Dalton McGuinty came to the Hamilton Spectator and I joined with others from the editorial board to listen to what the Premier had to say as the province approaches an election this coming October. Visits like these let me act like I’m some sort of portrait artist. This was the third visit he’s made to the Spec in the last 4 or 5 years. You can watch some highlights of the meeting in this nice little video featurette (you can see me earnestly drawing the above sketch at about the 1 minute 8 second mark as columnist Andrew Dreschel throws out a question.) The Premier seems prepared to dump bucket loads of cash on Hamilton, which isn’t all that surprising with an election looming. He threw out an intriguing challenge for Hamiltonians: What do you want?
Some interesting notes about today’s visit…
- The Premier did not wear a red tie. It was purplish with a polkadotty type of design. It was loosened, and he was without a jacket, and of course his sleeves were rolled up.
- Upon asking the Premier his choice of beverage my boss, Kevin Cavanaugh, followed through with a request for water by handing Mr. McGuinty a bottle and saying, “here’s some truth serum”.

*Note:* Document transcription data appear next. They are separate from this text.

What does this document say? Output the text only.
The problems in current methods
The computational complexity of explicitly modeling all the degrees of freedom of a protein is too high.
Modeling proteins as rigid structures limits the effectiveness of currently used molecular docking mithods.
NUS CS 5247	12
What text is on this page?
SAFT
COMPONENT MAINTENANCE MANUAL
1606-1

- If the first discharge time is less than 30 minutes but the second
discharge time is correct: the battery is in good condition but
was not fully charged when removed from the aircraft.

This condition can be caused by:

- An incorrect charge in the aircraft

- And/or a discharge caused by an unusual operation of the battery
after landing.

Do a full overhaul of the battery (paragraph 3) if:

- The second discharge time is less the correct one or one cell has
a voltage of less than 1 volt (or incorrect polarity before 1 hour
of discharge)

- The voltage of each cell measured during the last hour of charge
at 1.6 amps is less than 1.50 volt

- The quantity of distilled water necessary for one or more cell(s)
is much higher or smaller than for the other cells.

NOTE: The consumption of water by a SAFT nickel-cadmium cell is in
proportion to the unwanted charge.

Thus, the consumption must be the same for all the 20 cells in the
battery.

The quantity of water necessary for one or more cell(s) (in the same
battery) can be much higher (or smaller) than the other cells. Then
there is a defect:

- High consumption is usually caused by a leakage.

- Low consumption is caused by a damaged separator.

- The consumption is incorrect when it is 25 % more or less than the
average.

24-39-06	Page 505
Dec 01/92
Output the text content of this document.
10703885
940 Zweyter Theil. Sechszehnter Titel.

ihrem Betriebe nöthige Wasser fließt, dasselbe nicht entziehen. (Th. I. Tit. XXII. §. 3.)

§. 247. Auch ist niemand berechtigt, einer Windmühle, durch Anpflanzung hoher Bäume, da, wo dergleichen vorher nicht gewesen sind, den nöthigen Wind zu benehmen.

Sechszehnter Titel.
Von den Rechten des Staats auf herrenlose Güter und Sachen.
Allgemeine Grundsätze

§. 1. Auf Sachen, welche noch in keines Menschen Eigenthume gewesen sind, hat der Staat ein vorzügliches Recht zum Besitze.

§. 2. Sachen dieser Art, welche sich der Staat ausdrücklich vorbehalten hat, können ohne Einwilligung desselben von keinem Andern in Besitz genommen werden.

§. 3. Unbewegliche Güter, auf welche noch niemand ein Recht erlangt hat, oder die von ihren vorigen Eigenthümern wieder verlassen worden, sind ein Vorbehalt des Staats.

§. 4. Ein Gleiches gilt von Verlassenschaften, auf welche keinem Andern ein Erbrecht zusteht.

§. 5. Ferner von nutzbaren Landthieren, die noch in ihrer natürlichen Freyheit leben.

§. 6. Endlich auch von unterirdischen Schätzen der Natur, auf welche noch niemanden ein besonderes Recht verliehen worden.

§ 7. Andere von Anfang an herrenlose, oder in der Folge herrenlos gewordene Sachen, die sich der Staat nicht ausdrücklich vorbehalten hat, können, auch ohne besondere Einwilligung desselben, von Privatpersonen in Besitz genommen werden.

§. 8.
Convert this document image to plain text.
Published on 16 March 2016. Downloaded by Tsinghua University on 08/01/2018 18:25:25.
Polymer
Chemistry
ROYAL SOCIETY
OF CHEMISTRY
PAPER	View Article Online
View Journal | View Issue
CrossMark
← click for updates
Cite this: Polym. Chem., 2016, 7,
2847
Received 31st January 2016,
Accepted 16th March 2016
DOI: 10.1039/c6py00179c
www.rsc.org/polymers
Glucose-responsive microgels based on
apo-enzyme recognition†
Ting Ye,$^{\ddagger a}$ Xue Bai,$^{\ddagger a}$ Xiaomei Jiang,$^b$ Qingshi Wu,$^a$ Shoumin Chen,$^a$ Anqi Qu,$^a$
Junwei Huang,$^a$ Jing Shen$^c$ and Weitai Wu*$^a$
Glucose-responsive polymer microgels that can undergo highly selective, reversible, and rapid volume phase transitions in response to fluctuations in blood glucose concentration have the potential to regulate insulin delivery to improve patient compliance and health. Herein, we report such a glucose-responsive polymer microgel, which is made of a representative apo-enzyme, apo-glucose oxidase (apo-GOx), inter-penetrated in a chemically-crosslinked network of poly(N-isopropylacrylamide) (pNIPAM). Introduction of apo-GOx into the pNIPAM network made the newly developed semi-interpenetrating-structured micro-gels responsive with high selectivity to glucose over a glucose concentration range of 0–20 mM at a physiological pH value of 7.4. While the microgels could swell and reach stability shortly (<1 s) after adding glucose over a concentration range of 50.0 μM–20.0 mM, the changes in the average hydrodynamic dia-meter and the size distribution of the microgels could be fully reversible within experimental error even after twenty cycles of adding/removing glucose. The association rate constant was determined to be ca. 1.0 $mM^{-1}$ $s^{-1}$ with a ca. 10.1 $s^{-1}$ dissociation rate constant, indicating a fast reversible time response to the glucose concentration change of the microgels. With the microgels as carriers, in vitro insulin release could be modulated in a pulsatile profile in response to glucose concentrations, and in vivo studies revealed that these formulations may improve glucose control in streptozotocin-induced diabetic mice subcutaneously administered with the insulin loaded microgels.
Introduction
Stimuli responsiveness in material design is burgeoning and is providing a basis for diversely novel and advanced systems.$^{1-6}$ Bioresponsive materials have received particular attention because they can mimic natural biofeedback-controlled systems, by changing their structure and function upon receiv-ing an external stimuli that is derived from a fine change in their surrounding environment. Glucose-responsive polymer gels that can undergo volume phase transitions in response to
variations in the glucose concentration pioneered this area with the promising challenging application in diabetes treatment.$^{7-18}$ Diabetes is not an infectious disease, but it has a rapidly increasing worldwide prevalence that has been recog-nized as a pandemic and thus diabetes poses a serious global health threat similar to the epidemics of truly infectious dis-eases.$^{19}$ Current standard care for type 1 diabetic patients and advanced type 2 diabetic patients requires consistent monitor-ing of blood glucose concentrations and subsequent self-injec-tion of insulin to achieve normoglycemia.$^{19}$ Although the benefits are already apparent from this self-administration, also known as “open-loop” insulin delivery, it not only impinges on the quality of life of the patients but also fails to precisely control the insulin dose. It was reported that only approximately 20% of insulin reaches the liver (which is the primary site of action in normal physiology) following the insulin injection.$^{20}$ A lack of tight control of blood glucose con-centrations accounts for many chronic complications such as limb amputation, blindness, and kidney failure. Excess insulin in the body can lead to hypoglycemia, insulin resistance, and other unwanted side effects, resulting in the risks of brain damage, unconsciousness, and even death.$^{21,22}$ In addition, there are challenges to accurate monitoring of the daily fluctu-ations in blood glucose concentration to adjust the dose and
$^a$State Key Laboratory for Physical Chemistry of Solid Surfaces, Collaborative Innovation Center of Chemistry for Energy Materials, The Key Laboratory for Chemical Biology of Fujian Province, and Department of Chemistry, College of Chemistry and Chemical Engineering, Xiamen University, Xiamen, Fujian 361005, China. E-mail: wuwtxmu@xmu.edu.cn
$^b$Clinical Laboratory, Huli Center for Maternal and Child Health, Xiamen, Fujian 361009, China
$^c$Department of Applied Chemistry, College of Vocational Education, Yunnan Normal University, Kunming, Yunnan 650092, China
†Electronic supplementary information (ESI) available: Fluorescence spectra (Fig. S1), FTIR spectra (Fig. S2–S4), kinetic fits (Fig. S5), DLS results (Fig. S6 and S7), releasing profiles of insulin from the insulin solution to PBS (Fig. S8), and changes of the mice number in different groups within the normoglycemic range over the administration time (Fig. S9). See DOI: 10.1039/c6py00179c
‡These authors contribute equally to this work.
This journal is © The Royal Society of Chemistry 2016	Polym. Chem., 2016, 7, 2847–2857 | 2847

- The Premier mentioned Randle Reef 3 times during the meeting. Randle Reef is better known as a huge blob of toxic goo in Hamilton harbour. It’s one of those perpetual issues of this city that we live with but mostly don’t know what to do about. It’s interesting how it seems to be on top of mind for Ontario’s head honcho.
- As I shook McGuinty’s hand after the meeting wrapped up he said “hey, make me look good.”
While I’m name dropping I should do some nation dropping as well. Part of the fun of going to France is bragging about going to France. That’s where I’m off to for the weekend. I’ll be back in the papers next Wednesday. UPDATE: Here I am in Liseaux, France with friend Christian Hyde and his son Nowe.